Kita tahu, jamaah haji dan umrah terbesar tiap tahunnya datang dari Indonesia. Tahun 1437 Hijriyah atau tahun 2017 misalnya, haji regular resmi Indonesia tercatat 221.000 orang.
Diluar musim haji, tiap minggu ada ribuan jamaah umrah Indonesia berkunjung ke Mekah dan Madinah (termasuk Jedah). Bayangkan bila 10 persen saja penyuka bakso, atau mudah kangen pada masakan Indonesia?
Bisa jadi fenomena sosial ini yang mendorong pengusaha berfikir jernih, membuka usaha, di dua kota yang menjadi pusat budaya Islam, yakni Mekah dan Madinah.
Warung makan yang menjual ragam menu tradisional Indonesia yang amat ngangenin ‘lidah Melayu dengan hidangan unggulan: Mie Bakso, dan warung makan yang masing-masing punya nama resmi itu pun populer sebagai Warung Bakso Indonesia.

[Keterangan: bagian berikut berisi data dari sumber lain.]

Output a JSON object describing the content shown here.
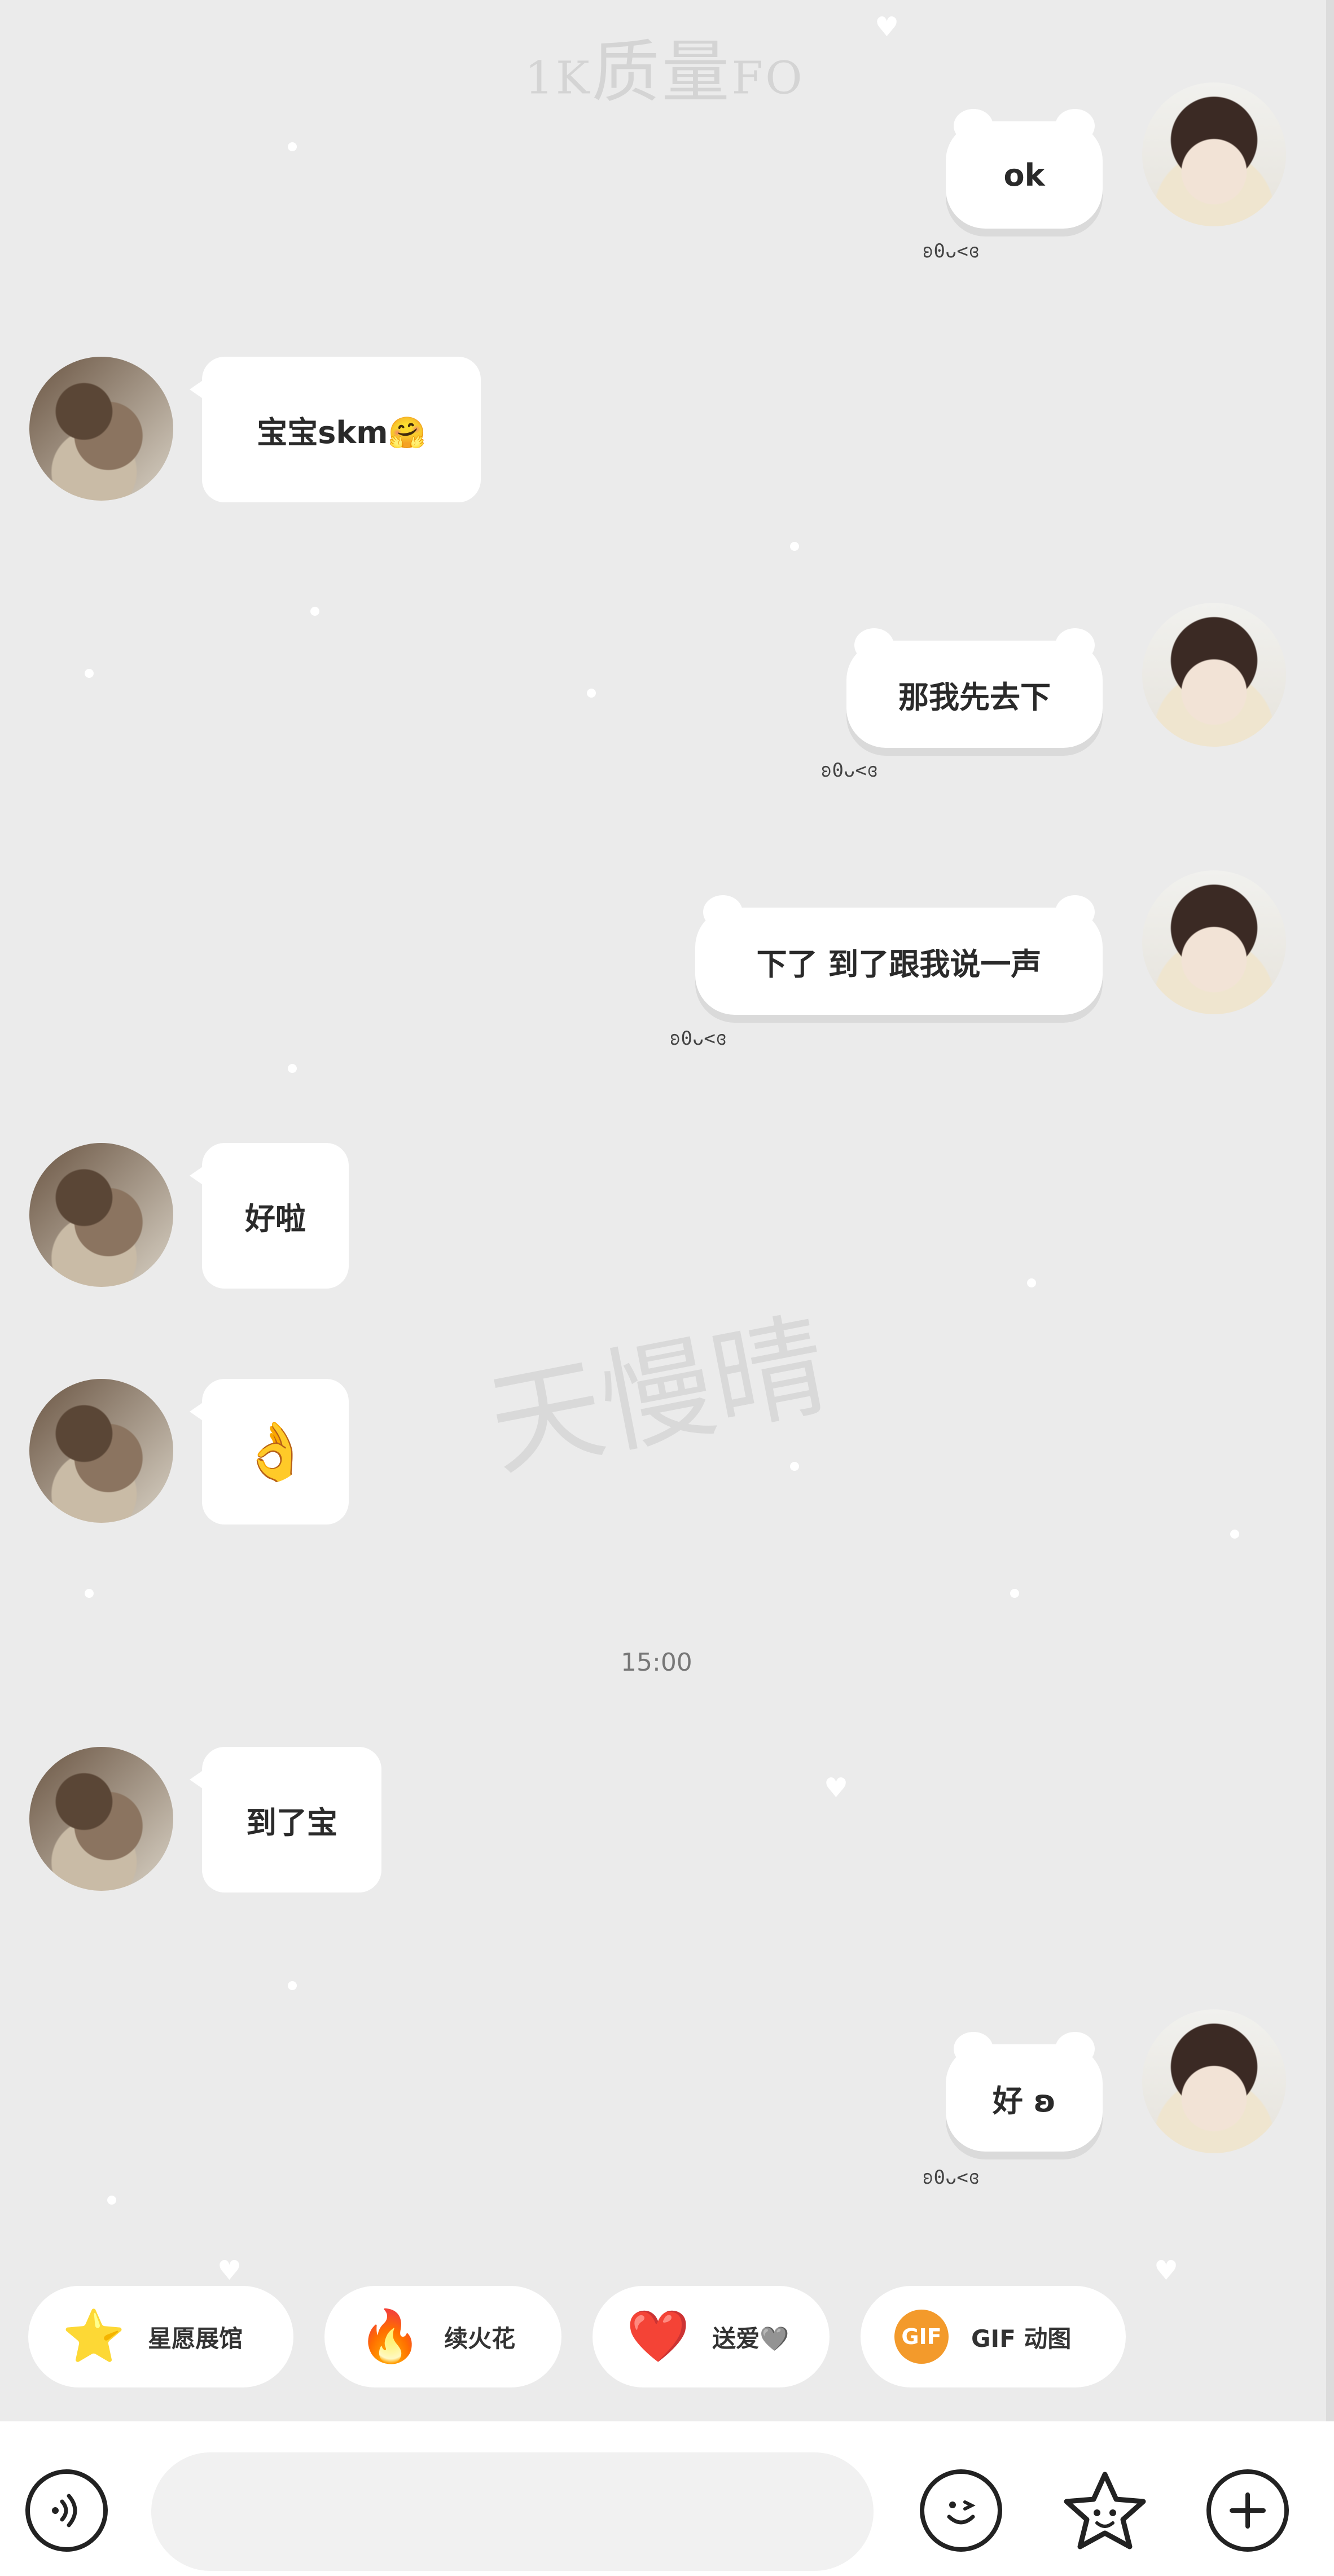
{
  "watermarks": {
    "top_small_left": "1K",
    "top_main": "质量",
    "top_small_right": "FO",
    "center": "天慢晴"
  },
  "messages": [
    {
      "side": "right",
      "text": "ok",
      "suffix": "ʚ0ᴗ<ɞ"
    },
    {
      "side": "left",
      "text": "宝宝skm🤗"
    },
    {
      "side": "right",
      "text": "那我先去下",
      "suffix": "ʚ0ᴗ<ɞ"
    },
    {
      "side": "right",
      "text": "下了 到了跟我说一声",
      "suffix": "ʚ0ᴗ<ɞ"
    },
    {
      "side": "left",
      "text": "好啦"
    },
    {
      "side": "left",
      "text": "👌"
    },
    {
      "side": "left",
      "text": "到了宝"
    },
    {
      "side": "right",
      "text": "好 ʚ",
      "suffix": "ʚ0ᴗ<ɞ"
    }
  ],
  "timestamp": "15:00",
  "quick_actions": [
    {
      "label": "星愿展馆",
      "icon": "⭐"
    },
    {
      "label": "续火花",
      "icon": "🔥"
    },
    {
      "label": "送爱🩶",
      "icon": "❤️"
    },
    {
      "label": "GIF 动图",
      "icon": "GIF"
    }
  ],
  "input": {
    "placeholder": ""
  },
  "icons": {
    "voice": "voice-icon",
    "emoji": "emoji-icon",
    "sticker": "sticker-icon",
    "plus": "plus-icon"
  },
  "colors": {
    "background": "#ebebeb",
    "bubble": "#ffffff",
    "gif_badge": "#f39a2b"
  }
}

Ada beberapa warung bakso Indonesia di Madinah. Tiga tempat yang terlacak adalah Bakso Grapari yang warungnya ‘nempel’ di pusat layanan Telkomsel Grapari Madinah di Lt RF/M1 Hotel Salahiyah (Hotel Mubarok), Madinah.
Di sebuah ‘pasar tumpah” dekat hotel kami menginap, juga saya temukan poster penunjuk arah menuju Warung Bakso Si Doel di Lt M Hotel Jamarat, Al Rsyed Street, Bab Salam, Gate 7 Nabawi.

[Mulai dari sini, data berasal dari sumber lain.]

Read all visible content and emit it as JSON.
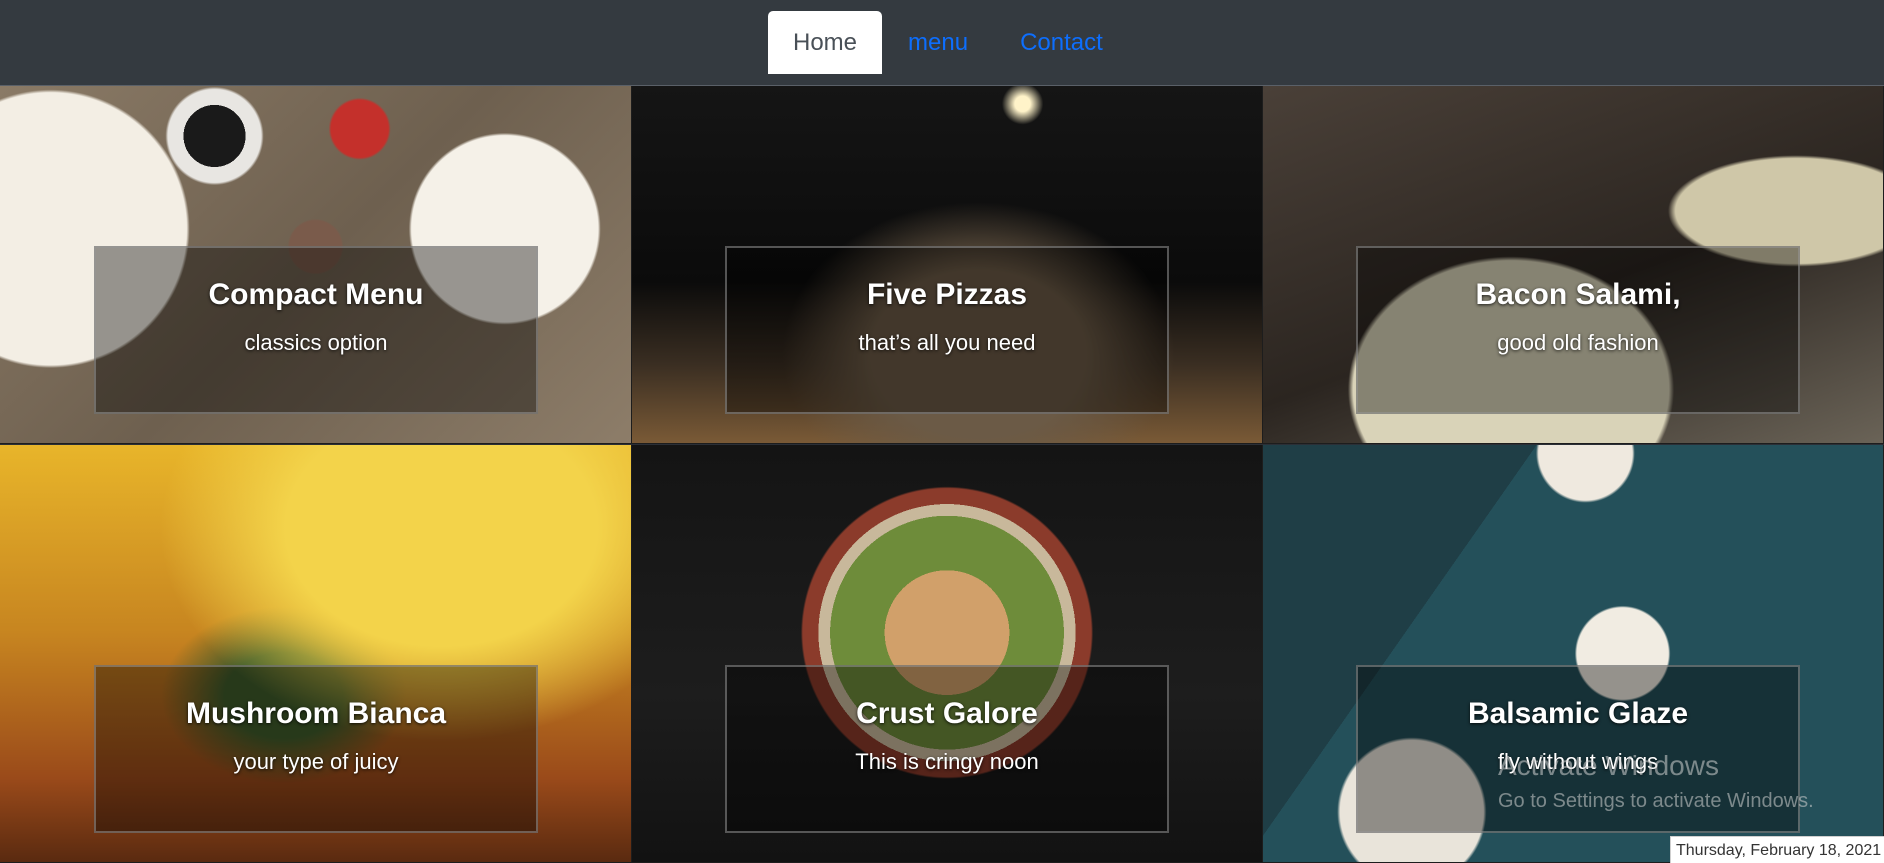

Tapi untuk sarapan pagi itu, saya dan Resti memilih mendatangi Bakso Si Doel yang plang iklannya menyebut terletak di Hotel Royal Andalus/Andalus Suite Lt Mezanine (naik satu lantai lewat tangga Hotel Mahd), di Pintu 21 yang terletak di bagian utara Masjid Nabawi, tak jauh dari bundaran taman yang dihiasi ‘patung’ jam penunjuk waktu, yang dikenal masyarakat sebagai Taman Merpati
Jujur saja, saya tergelitik datang ke Bakso Si Doel, karena mengingatkan pada novel Si Doel Anak Betawi karya Aman Datoek Mojoindo terbitan Balai Pustaka tahun 1932, atau serial sinetron laris Si Doel Anak Sekolahan karya Rano Karno.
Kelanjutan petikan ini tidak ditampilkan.